Music instructor Monica Ambalal is a fun and passionate person, whose self-proclaimed purpose in life is to give back to her community.
But when she’s not dedicating time to work, grading papers and one-on-one sessions with her students, she is living an adventurous life.
Ambalal is part of a seasonal rowing team, practices Muay Thai boxing and hops onto a longboard as much as possible.
Those are only a fraction of her activities.
She’s also a skilled cellist and enjoys her time playing in a string quartet called “Strung Out.” The quartet plays weddings, grand opening ceremonies and much more.
As far as longboarding goes, Ambalal said it is her favorite thing to do on a bright and sunny day when she doesn’t have papers to grade.
She is open to students joining her for a quick ride around the block if they’d like, but said students seldom choose to join her.
She’s also a bit of a trendsetter, wearing unique pieces, including attention-grabbing scarves, jewelry and shoes.
Ambalal was unaware of how much her fashion influenced the students at Delta College.
When asked how she felt about being labeled a “trendsetter” she giggled out of surprise and appreciation.
She said she favors vintage clothes from the sixties and pieces that cannot be found in Stockton.
Her main shopping trips take place in San Francisco and Sacramento.
“I don’t want to teach sloppy,” she laughs.
Another “cool factor” on campus is the appearance of tattoos, which Ambalal sports on her forearms.
She has a “tattoo guy” named Antonio, who recently added some detail to a treble clef above her wrist. Ambalal said she can’t help but love tattoos and piercings and would love to get more.
She’s also a travelling queen.
She has been everywhere from the well-known country of Morocco to the unknown French island of Corsica where she stayed in a convent.
Morocco was said to be “such a beautiful trip. The smells of Morocco are like a spice market.”
Italy was another trip to be remembered with adoration, seeing as she has family to visit there.
Ambalal is of Italian and African heritage.

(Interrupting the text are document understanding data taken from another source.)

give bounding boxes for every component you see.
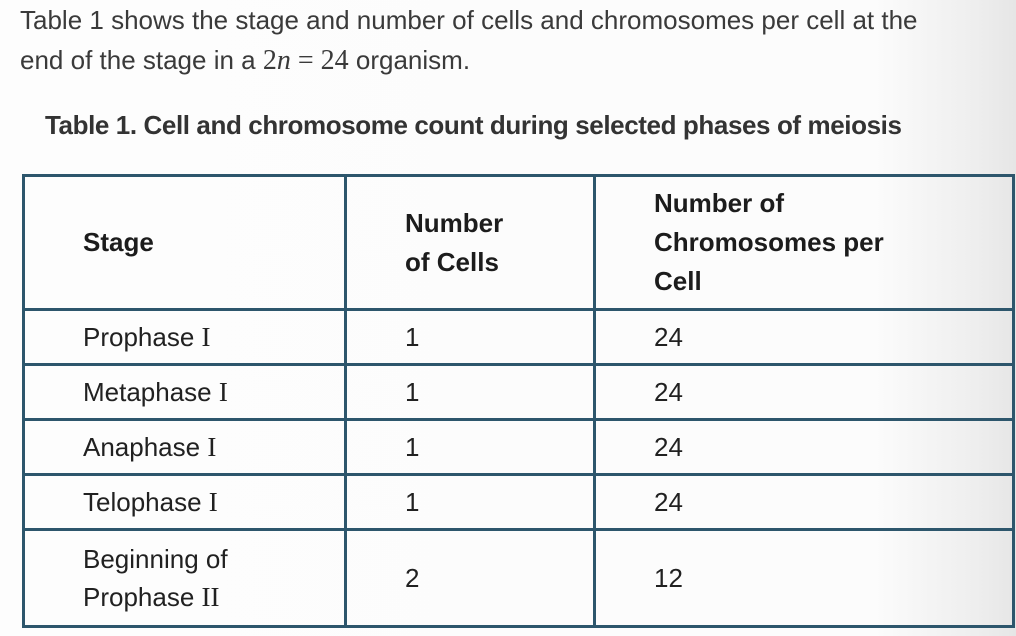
header-number-of-cells: Number of Cells xyxy=(344,174,596,311)
roman-numeral: I xyxy=(208,486,218,517)
cells-count-cell: 1 xyxy=(344,418,596,476)
cells-count-cell: 1 xyxy=(344,473,596,531)
cells-count-cell: 2 xyxy=(344,528,596,628)
equation-variable: n xyxy=(276,45,291,76)
stage-name: Telophase xyxy=(83,486,202,517)
stage-cell: Metaphase I xyxy=(22,363,347,421)
stage-line1: Beginning of xyxy=(83,544,228,574)
chromosomes-count-cell: 24 xyxy=(593,473,1015,531)
stage-cell: Telophase I xyxy=(22,473,347,531)
stage-cell: Beginning of Prophase II xyxy=(22,528,347,628)
intro-line2-prefix: end of the stage in a xyxy=(20,45,256,75)
stage-name: Prophase xyxy=(83,321,195,352)
equation-coefficient: 2 xyxy=(262,45,277,76)
stage-name: Anaphase xyxy=(83,431,201,462)
chromosomes-count-cell: 24 xyxy=(593,418,1015,476)
table-row-metaphase-1: Metaphase I 1 24 xyxy=(22,363,1015,421)
header-chromosomes-per-cell: Number of Chromosomes per Cell xyxy=(593,174,1015,311)
meiosis-table: Stage Number of Cells Number of Chromoso… xyxy=(22,174,1015,628)
cells-count-cell: 1 xyxy=(344,308,596,366)
roman-numeral: II xyxy=(201,582,220,612)
chromosomes-count-cell: 24 xyxy=(593,363,1015,421)
roman-numeral: I xyxy=(201,321,211,352)
intro-line1: Table 1 shows the stage and number of ce… xyxy=(20,5,918,35)
table-row-anaphase-1: Anaphase I 1 24 xyxy=(22,418,1015,476)
equation-equals-sign: = xyxy=(297,45,314,76)
cells-count-cell: 1 xyxy=(344,363,596,421)
intro-paragraph: Table 1 shows the stage and number of ce… xyxy=(20,0,1016,81)
header-stage: Stage xyxy=(22,174,347,311)
table-row-prophase-1: Prophase I 1 24 xyxy=(22,308,1015,366)
chromosomes-count-cell: 12 xyxy=(593,528,1015,628)
intro-line2-suffix: organism. xyxy=(355,45,471,75)
stage-cell: Anaphase I xyxy=(22,418,347,476)
roman-numeral: I xyxy=(218,376,228,407)
equation-value: 24 xyxy=(320,45,349,76)
ploidy-equation: 2n = 24 xyxy=(263,45,349,76)
stage-name: Prophase xyxy=(83,582,195,612)
table-row-telophase-1: Telophase I 1 24 xyxy=(22,473,1015,531)
table-header-row: Stage Number of Cells Number of Chromoso… xyxy=(22,174,1015,311)
stage-name: Metaphase xyxy=(83,376,212,407)
chromosomes-count-cell: 24 xyxy=(593,308,1015,366)
table-title: Table 1. Cell and chromosome count durin… xyxy=(45,110,902,140)
stage-line2: Prophase II xyxy=(83,578,334,616)
stage-cell: Prophase I xyxy=(22,308,347,366)
roman-numeral: I xyxy=(207,431,217,462)
table-row-beginning-prophase-2: Beginning of Prophase II 2 12 xyxy=(22,528,1015,628)
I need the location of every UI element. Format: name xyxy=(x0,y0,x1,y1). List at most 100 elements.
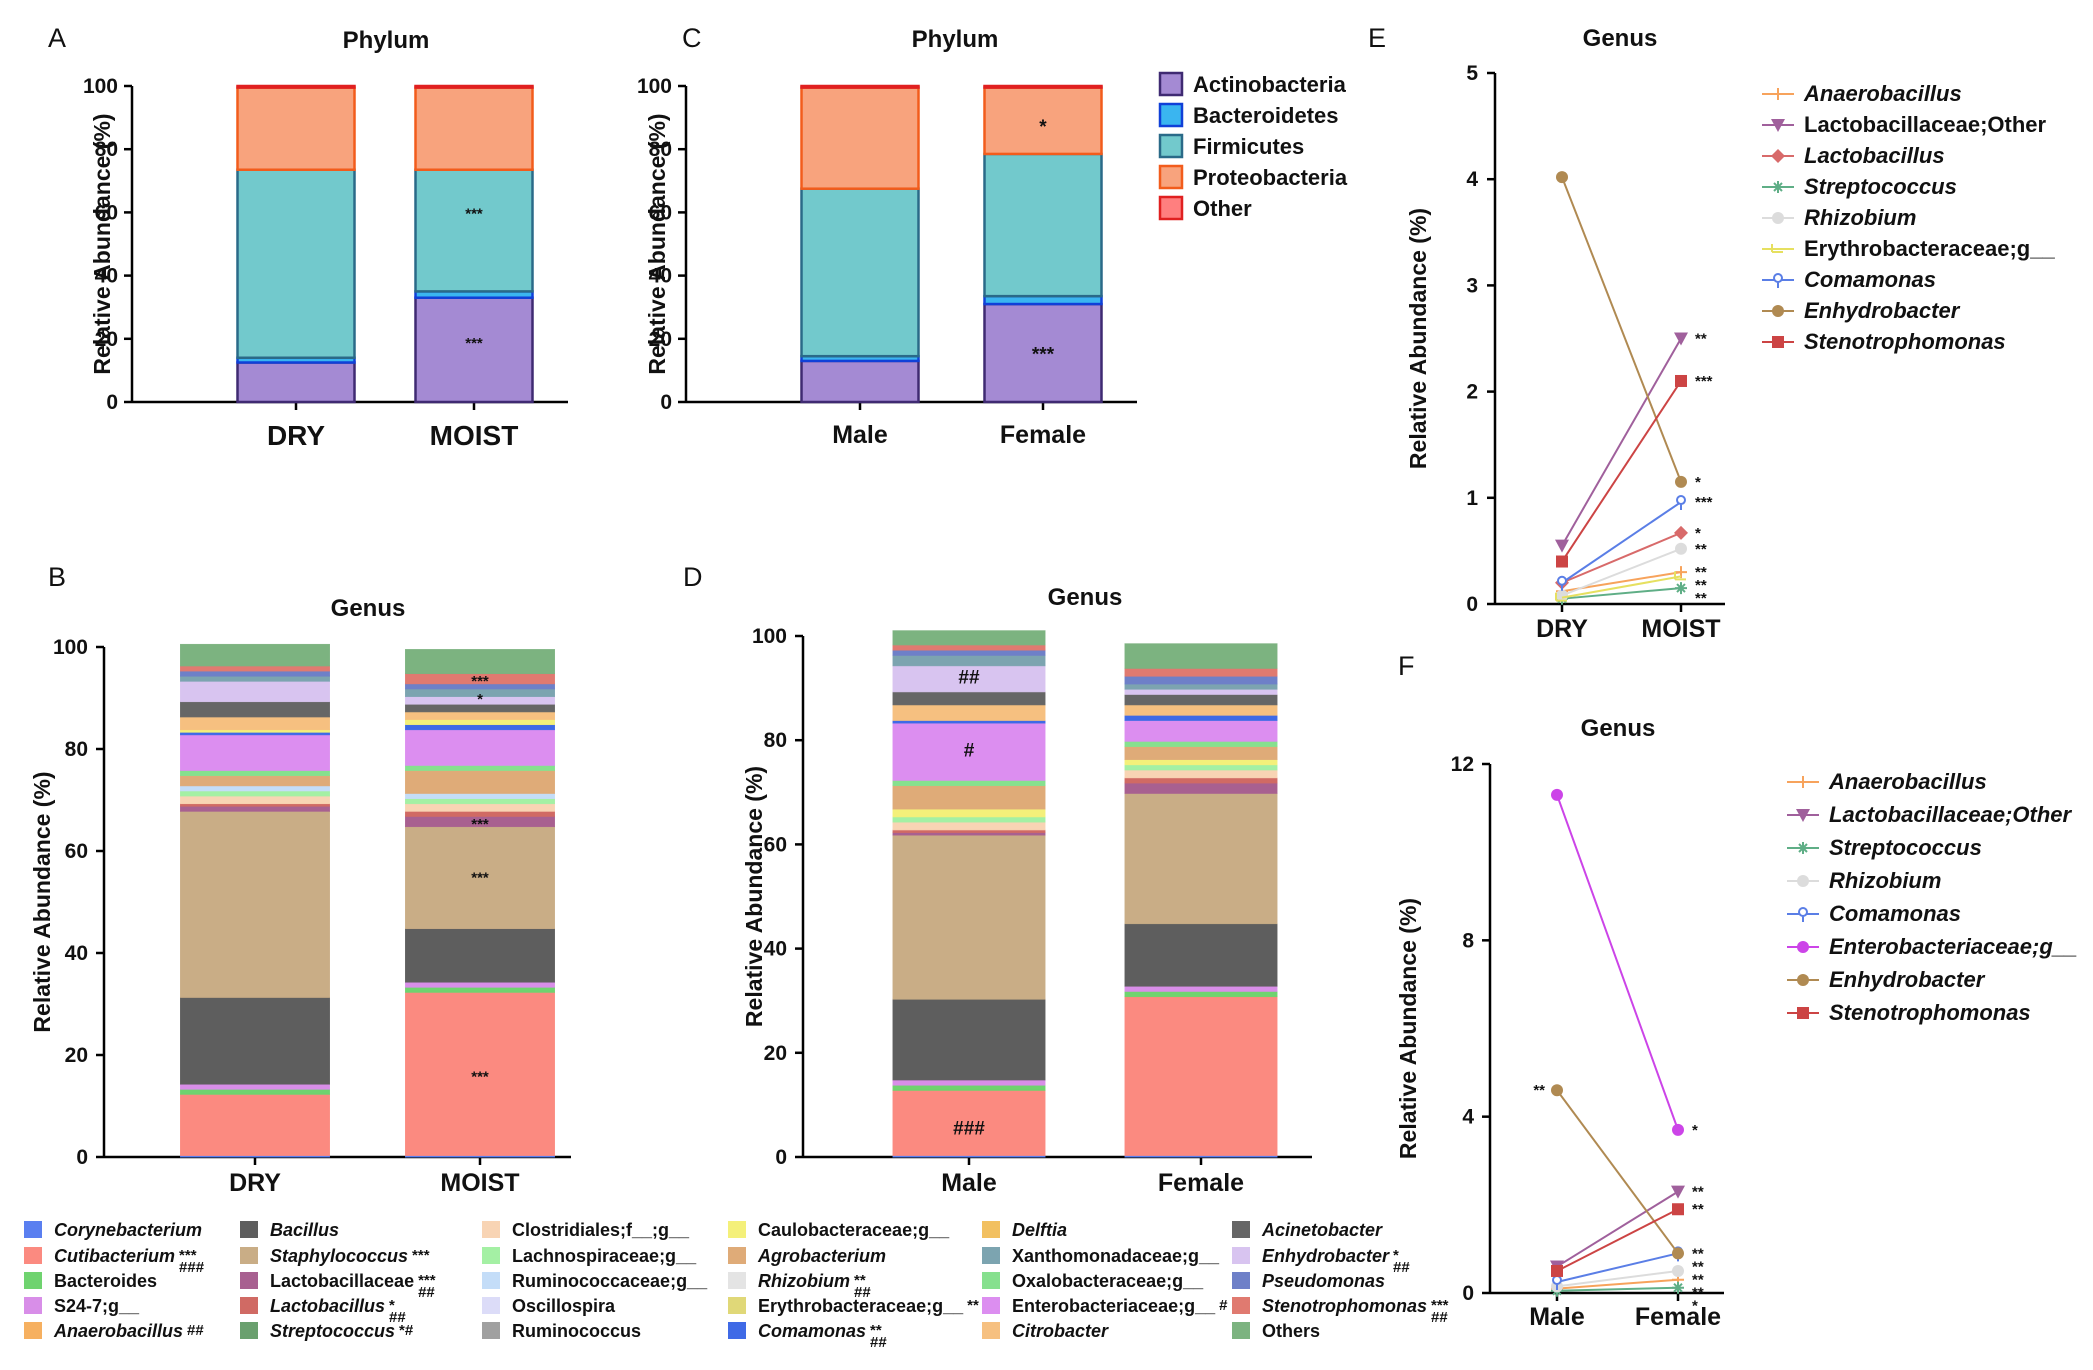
legend-marker-rhizobium xyxy=(1797,875,1809,887)
genus-legend-label-streptococcus: Streptococcus xyxy=(270,1321,395,1341)
genus-legend-note: * xyxy=(389,1297,395,1314)
panel-e-genus-line-dry-moist: Genus Relative Abundance (%) 0 1 2 3 4 5 DRY MOIS… xyxy=(1405,25,2055,643)
genus-legend-label-bacteroides: Bacteroides xyxy=(54,1271,157,1291)
legend-marker-rhizobium xyxy=(1772,212,1784,224)
bar-segment-dry-lachnospiraceae-g xyxy=(180,790,330,797)
genus-legend-label-lachnospiraceae-g: Lachnospiraceae;g__ xyxy=(512,1246,697,1266)
x-tick-label-female: Female xyxy=(1158,1169,1244,1197)
genus-legend-label-lactobacillus: Lactobacillus xyxy=(270,1296,385,1316)
genus-legend-swatch-lactobacillus xyxy=(240,1297,258,1314)
point-lactobacillaceae-other-dry xyxy=(1555,539,1569,553)
y-tick-label: 40 xyxy=(764,938,787,961)
bar-segment-male-others xyxy=(892,630,1046,646)
legend-marker-lactobacillus xyxy=(1771,149,1785,163)
legend-label-streptococcus: Streptococcus xyxy=(1804,174,1957,199)
bar-segment-male-bacteroides xyxy=(892,1084,1046,1091)
genus-legend-swatch-caulobacteraceae-g xyxy=(728,1221,746,1238)
legend-marker-lactobacillaceae-other xyxy=(1796,809,1810,822)
bar-segment-male-cutibacterium xyxy=(892,1089,1046,1156)
genus-legend-note: ** xyxy=(870,1322,882,1339)
genus-legend-label-enterobacteriaceae-g: Enterobacteriaceae;g__ xyxy=(1012,1296,1216,1316)
bar-segment-dry-enterobacteriaceae-g xyxy=(180,734,330,771)
bar-segment-female-cutibacterium xyxy=(1124,996,1278,1156)
x-tick-label-moist: MOIST xyxy=(440,1169,519,1197)
genus-legend-note: *** xyxy=(412,1247,430,1264)
legend-label-erythrobacteraceae-g: Erythrobacteraceae;g__ xyxy=(1804,236,2055,261)
panel-label-d: D xyxy=(683,562,703,592)
point-streptococcus-female xyxy=(1672,1281,1684,1294)
y-tick-label: 40 xyxy=(95,265,118,288)
y-tick-label: 0 xyxy=(775,1146,787,1169)
y-tick-label: 20 xyxy=(649,328,672,351)
genus-legend-swatch-rhizobium xyxy=(728,1272,746,1289)
bar-segment-dry-s24-7-g xyxy=(180,1083,330,1090)
y-axis-label: Relative Abundance (%) xyxy=(1395,898,1421,1159)
point-enterobacteriaceae-g-female xyxy=(1672,1123,1684,1136)
y-tick-label: 0 xyxy=(660,391,672,414)
point-comamonas-dry xyxy=(1557,575,1568,591)
bar-segment-male-lachnospiraceae-g xyxy=(892,816,1046,823)
x-tick-label-dry: DRY xyxy=(267,420,325,451)
genus-legend-swatch-clostridiales-f-g xyxy=(482,1221,500,1238)
bar-segment-female-agrobacterium xyxy=(1124,745,1278,760)
genus-legend-swatch-s24-7-g xyxy=(24,1297,42,1314)
x-tick-label-moist: MOIST xyxy=(430,420,519,451)
genus-legend-swatch-others xyxy=(1232,1322,1250,1339)
y-axis-label: Relative Abundance (%) xyxy=(741,766,767,1027)
legend-marker-anaerobacillus xyxy=(1797,776,1809,788)
legend-label-stenotrophomonas: Stenotrophomonas xyxy=(1829,1000,2031,1025)
bar-segment-dry-bacteroides xyxy=(180,1088,330,1095)
panel-label-c: C xyxy=(682,23,702,53)
y-tick-label: 80 xyxy=(95,138,118,161)
series-line-erythrobacteraceae-g xyxy=(1561,575,1682,599)
chart-title: Genus xyxy=(1583,25,1658,52)
significance-mark: *** xyxy=(471,870,489,887)
genus-legend-label-delftia: Delftia xyxy=(1012,1220,1067,1240)
y-tick-label: 8 xyxy=(1462,929,1474,952)
point-enhydrobacter-dry xyxy=(1556,171,1568,184)
y-tick-label: 60 xyxy=(764,833,787,856)
point-anaerobacillus-moist xyxy=(1675,566,1687,579)
genus-legend-swatch-bacteroides xyxy=(24,1272,42,1289)
bar-segment-dry-cutibacterium xyxy=(180,1093,330,1156)
genus-legend-note: ## xyxy=(187,1322,204,1339)
legend-label-lactobacillaceae-other: Lactobacillaceae;Other xyxy=(1829,802,2073,827)
bar-segment-male-citrobacter xyxy=(892,704,1046,721)
genus-legend-label-oscillospira: Oscillospira xyxy=(512,1296,616,1316)
bar-segment-dry-acinetobacter xyxy=(180,701,330,718)
bar-segment-male-s24-7-g xyxy=(892,1079,1046,1086)
chart-title: Phylum xyxy=(912,26,999,53)
bar-segment-moist-actinobacteria xyxy=(414,296,534,404)
bar-segment-moist-oxalobacteraceae-g xyxy=(405,764,555,771)
genus-legend-note: ## xyxy=(854,1284,871,1301)
point-lactobacillus-moist xyxy=(1674,525,1688,540)
point-enhydrobacter-female xyxy=(1672,1247,1684,1260)
x-tick-label-male: Male xyxy=(832,421,888,449)
bar-segment-female-others xyxy=(1124,643,1278,669)
bar-segment-female-s24-7-g xyxy=(1124,985,1278,992)
significance-mark-enhydrobacter: ** xyxy=(1692,1258,1704,1275)
genus-legend-swatch-erythrobacteraceae-g xyxy=(728,1297,746,1314)
legend-label-bacteroidetes: Bacteroidetes xyxy=(1193,103,1339,128)
bar-segment-female-lactobacillaceae xyxy=(1124,782,1278,794)
genus-legend-swatch-ruminococcus xyxy=(482,1322,500,1339)
panel-f-genus-line-male-female: Genus Relative Abundance (%) 0 4 8 12 Male Fema… xyxy=(1395,715,2077,1331)
point-lactobacillaceae-other-moist xyxy=(1674,332,1688,346)
legend-label-rhizobium: Rhizobium xyxy=(1829,868,1941,893)
legend-marker-enhydrobacter xyxy=(1797,974,1809,986)
significance-mark: *** xyxy=(1032,345,1055,366)
y-tick-label: 60 xyxy=(649,201,672,224)
significance-mark: ## xyxy=(958,668,980,689)
genus-legend-swatch-staphylococcus xyxy=(240,1247,258,1264)
genus-legend-label-oxalobacteraceae-g: Oxalobacteraceae;g__ xyxy=(1012,1271,1204,1291)
point-erythrobacteraceae-g-moist xyxy=(1674,571,1686,581)
legend-swatch-bacteroidetes xyxy=(1158,102,1184,128)
bar-segment-dry-proteobacteria xyxy=(236,86,356,171)
bar-segment-male-actinobacteria xyxy=(800,359,920,404)
legend-marker-streptococcus xyxy=(1772,181,1784,193)
bar-segment-moist-ruminococcaceae-g xyxy=(405,792,555,799)
significance-mark: *** xyxy=(465,335,483,352)
y-tick-label: 100 xyxy=(53,636,88,659)
bar-segment-moist-proteobacteria xyxy=(414,86,534,171)
significance-mark-rhizobium: ** xyxy=(1692,1271,1704,1288)
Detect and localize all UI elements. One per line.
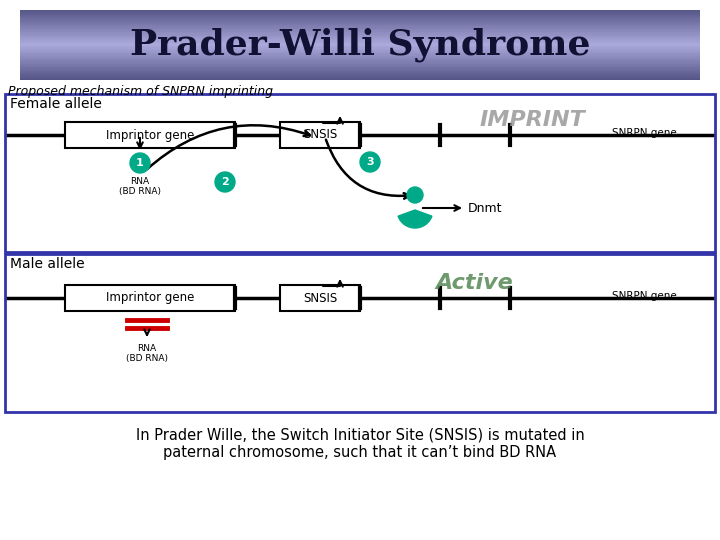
Bar [20,34,700,36]
FancyBboxPatch shape [65,122,235,148]
Bar [20,15,700,17]
Bar [20,57,700,59]
Bar [20,77,700,79]
Bar [20,20,700,22]
Bar [20,30,700,32]
Text: SNRPN gene: SNRPN gene [612,128,677,138]
Bar [20,41,700,43]
Text: IMPRINT: IMPRINT [480,110,586,130]
Bar [20,42,700,44]
Text: 1: 1 [136,158,144,168]
Bar [20,11,700,12]
Bar [20,70,700,72]
Bar [20,48,700,50]
Bar [20,43,700,45]
Bar [20,17,700,18]
Bar [20,65,700,67]
Bar [20,29,700,31]
Circle shape [407,187,423,203]
Bar [20,24,700,25]
FancyBboxPatch shape [280,122,360,148]
Circle shape [360,152,380,172]
Bar [20,71,700,73]
Text: SNRPN gene: SNRPN gene [612,291,677,301]
Text: Dnmt: Dnmt [468,201,503,214]
Text: SNSIS: SNSIS [303,292,337,305]
Bar [20,21,700,23]
Bar [20,10,700,11]
Bar [20,44,700,46]
Bar [20,32,700,33]
Bar [20,14,700,16]
Bar [20,35,700,37]
Wedge shape [398,210,432,228]
Bar [20,56,700,58]
Bar [20,39,700,40]
Bar [20,36,700,38]
Text: Proposed mechanism of SNPRN imprinting: Proposed mechanism of SNPRN imprinting [8,85,273,98]
Bar [20,27,700,29]
FancyBboxPatch shape [5,94,715,252]
Text: In Prader Wille, the Switch Initiator Site (SNSIS) is mutated in
paternal chromo: In Prader Wille, the Switch Initiator Si… [135,428,585,461]
Bar [20,53,700,55]
Bar [20,47,700,49]
Bar [20,18,700,19]
Bar [20,59,700,62]
Bar [20,68,700,70]
Text: 3: 3 [366,157,374,167]
Bar [20,25,700,26]
Text: Imprintor gene: Imprintor gene [106,129,194,141]
Bar [20,73,700,76]
Bar [20,63,700,65]
Text: Female allele: Female allele [10,97,102,111]
Bar [20,22,700,24]
Text: Male allele: Male allele [10,257,85,271]
Text: Prader-Willi Syndrome: Prader-Willi Syndrome [130,28,590,62]
Bar [20,78,700,80]
Bar [20,72,700,74]
Bar [20,66,700,69]
Bar [20,12,700,14]
Bar [20,37,700,39]
FancyBboxPatch shape [280,285,360,311]
Circle shape [130,153,150,173]
Bar [20,75,700,77]
Bar [20,33,700,35]
Bar [20,62,700,64]
Bar [20,69,700,71]
Bar [20,49,700,51]
Text: RNA
(BD RNA): RNA (BD RNA) [119,177,161,197]
FancyBboxPatch shape [5,254,715,412]
Text: 2: 2 [221,177,229,187]
Bar [20,50,700,52]
Bar [20,76,700,78]
Bar [20,19,700,21]
Bar [20,26,700,28]
Circle shape [215,172,235,192]
Bar [20,58,700,60]
Bar [20,54,700,56]
Bar [20,46,700,48]
Bar [20,13,700,15]
FancyBboxPatch shape [65,285,235,311]
Text: Active: Active [435,273,513,293]
Bar [20,61,700,63]
Bar [20,28,700,30]
Text: RNA
(BD RNA): RNA (BD RNA) [126,344,168,363]
Bar [20,51,700,53]
Bar [20,64,700,66]
Text: Imprintor gene: Imprintor gene [106,292,194,305]
Bar [20,40,700,42]
Text: SNSIS: SNSIS [303,129,337,141]
Bar [20,55,700,57]
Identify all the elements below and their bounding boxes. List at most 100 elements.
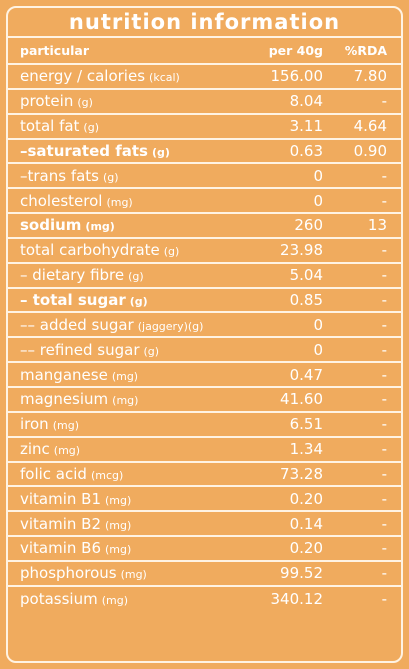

Her mother brings in the Italian and her father carries the African nationality that makes Ambalal the worldly woman students know her to be.
Some students have commented on Ambalal’s “strict” teaching method and she responds with a graceful tone.
“I have a very abrasive personality to some people,” she said.
She is only firm when she needs to be, she added.
“I have to protect people from distractions. I used to be a lot worse,” she said.
Ambalal stressed how important teaching is in her life.
She was graciously offered this job when her own music professor retired from the position years ago. She was honored and stepped into the role that she once admired from the seats we sit in today.
“When I’m in the classroom, I feel like a completely different person. It’s like a fire inside me,” she said.